A series of tellurite glasses of composition (70–x–y)TeO2–15Li2CO3–15Nb2O5–xEr2O3–yNd2O3 doped Er3+ and Nd3+, with x=0, 1.0 mol%; 0 ≤ y ≤1.0 mol% were prepared by using melt quenching technique. The glass phase and thermal behaviour were investigated using X-ray diffraction (XRD) and differential thermal analysis (DTA) while the structural and optical properties were investigated using Fourier transform infrared spectroscopy (FTIR), ultraviolet–visible–near infrared spectroscopy (UV–VIS–NIR) and photoluminescence spectroscopy. The XRD spectra confirmed that the glass was amorphous as no sharp peaks were observed. The thermal parameters particularly the thermal stability is around 291.5°C and Hruby criterion of around 0.82 to 0.93. The structural properties of the glass represented by the FTIR spectrum indicate that as Nd2O3 content increases, the sharp infrared absorption peaks shifted from 474.7 cm-1 to 499.4 cm-1. These peaks are due to Nb–O, Te–O–Te and O–Te–O bond linkage bending vibration. For TeO4 trigonal bipyramid, the peak occurred at 676.5 cm-1 whereas for TeO3 trigonal pyramid, two infrared band peaks were observed at 787.5 cm-1 and 887.6 cm-1. The absorption peaks around 1382.7 cm-1 is due to the Te–O–Nb stretching vibration while peaks at 1635.5 cm-1 and 3411.7 cm-1 are due to the stretching vibrations of the hydroxyl group participating in the strong metal bonding as well as in the hydrogen bonding, respectively.

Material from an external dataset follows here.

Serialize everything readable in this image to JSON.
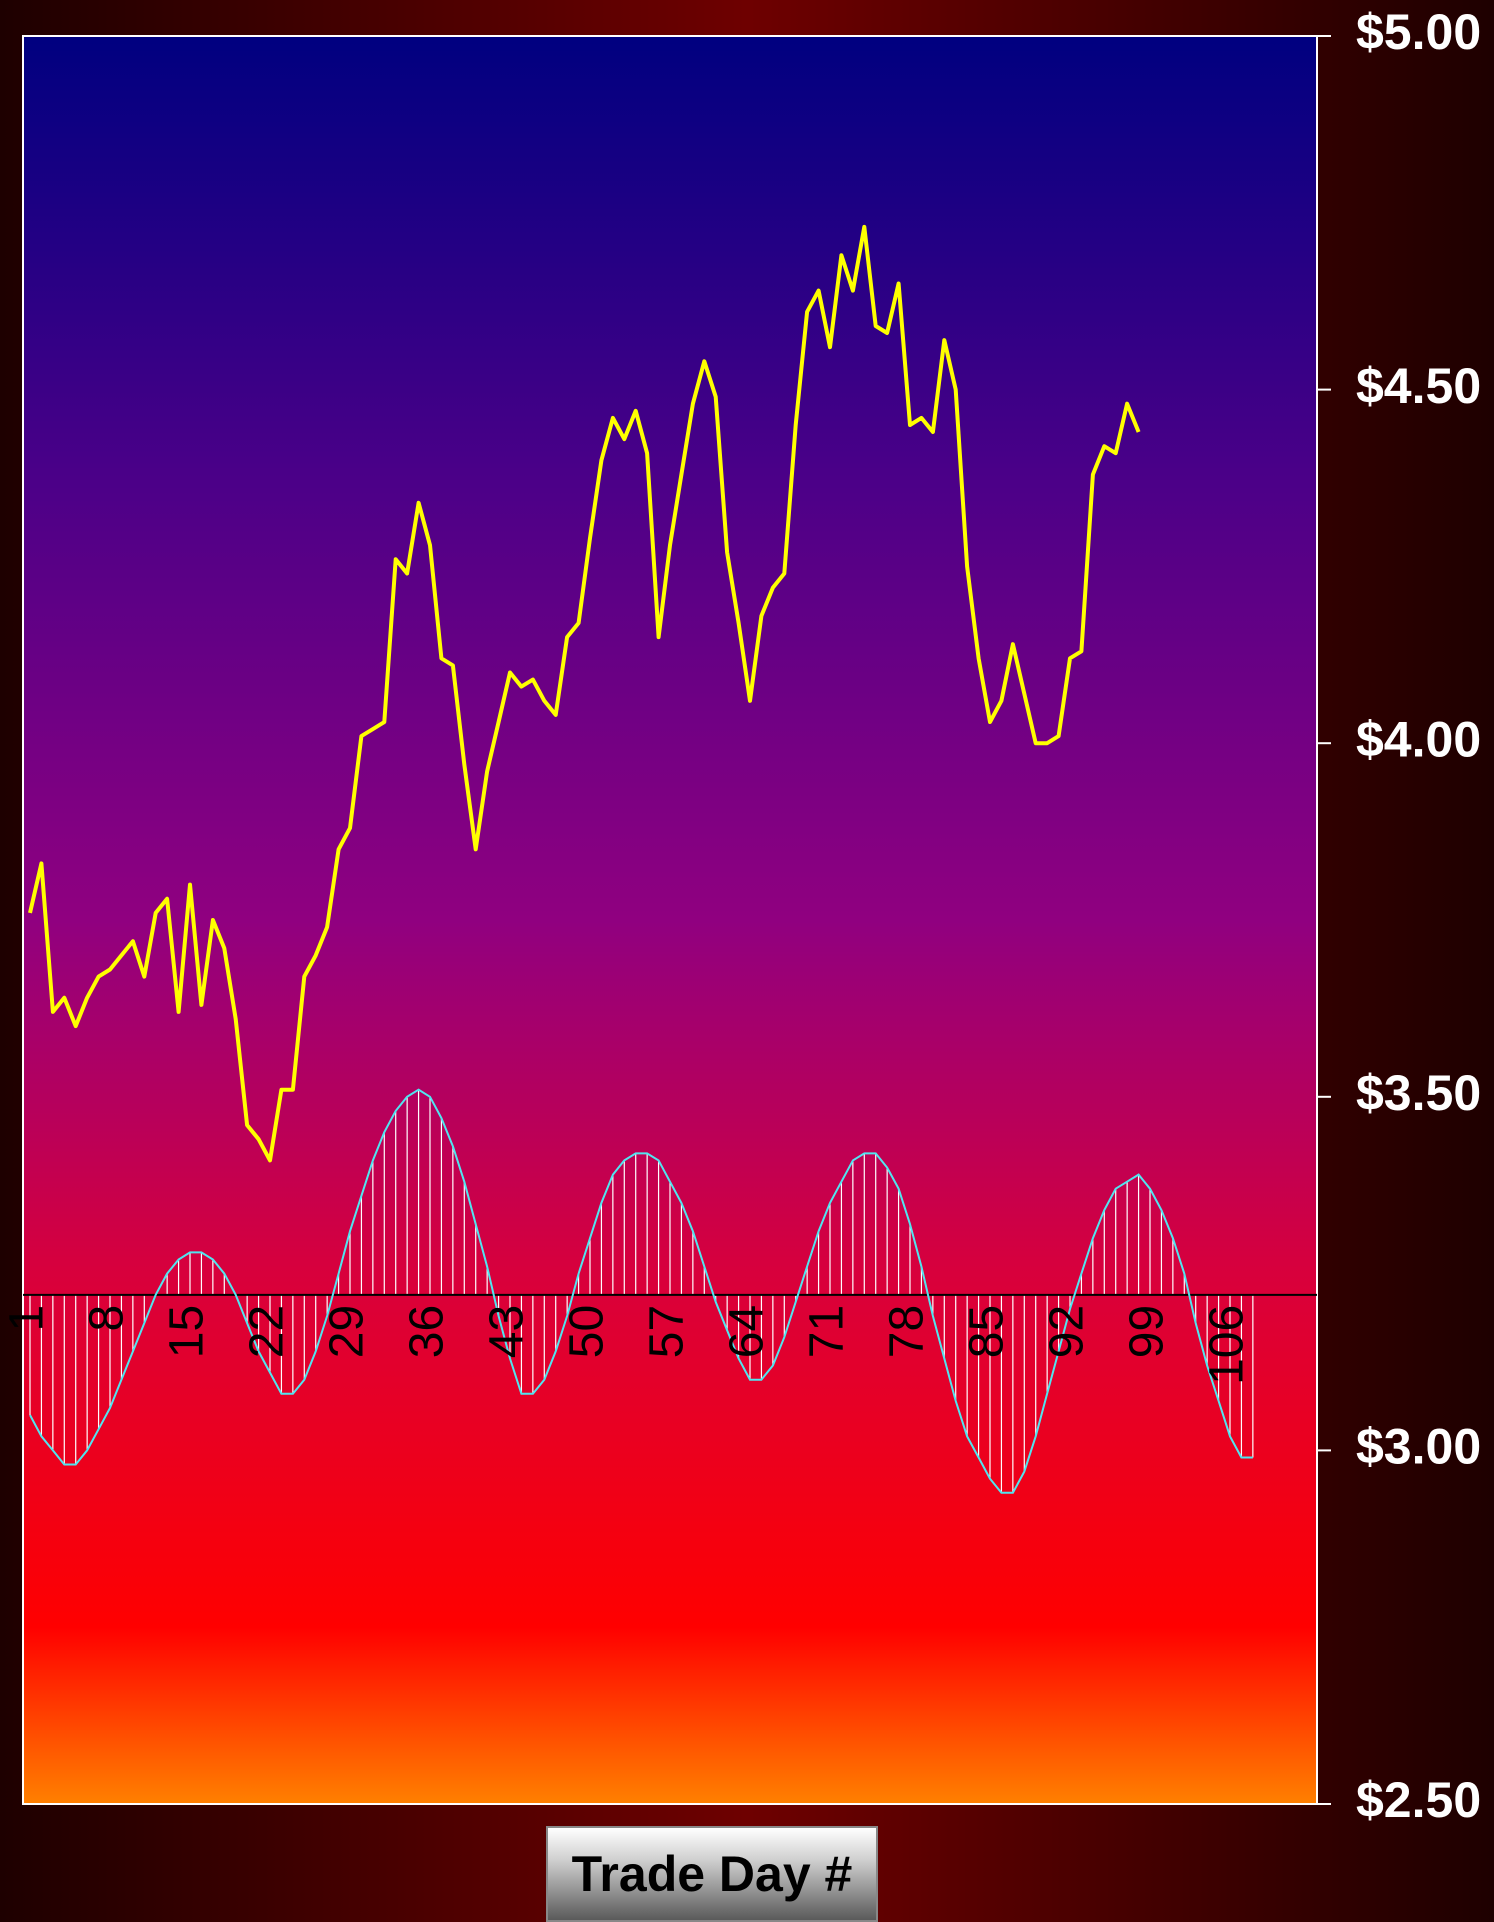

The UV–VIS–NIR spectrum exhibits absorption peaks corresponding to transitions from both ground state of Erbium, 4I15/2 to the excited state of 4F7/2, 2H11/2, 4S3/2, 4I9/2, 2H9/2, 4I11/2, 4I3/2 and 4I13/2 and Neodymium, 4I9/2 to the excited state of 2G11/2, 2G9/2, 2G7/2, 4F9/2, 4I3/2 and 4I15/2. The up conversion was observed in the luminescence spectra by the red emission at around 633 nm which is due to the transition from 4F9/2 4I9/2. The down conversion was represented by the green emission at 497 nm due to transition from 2G9/2→4I9/2.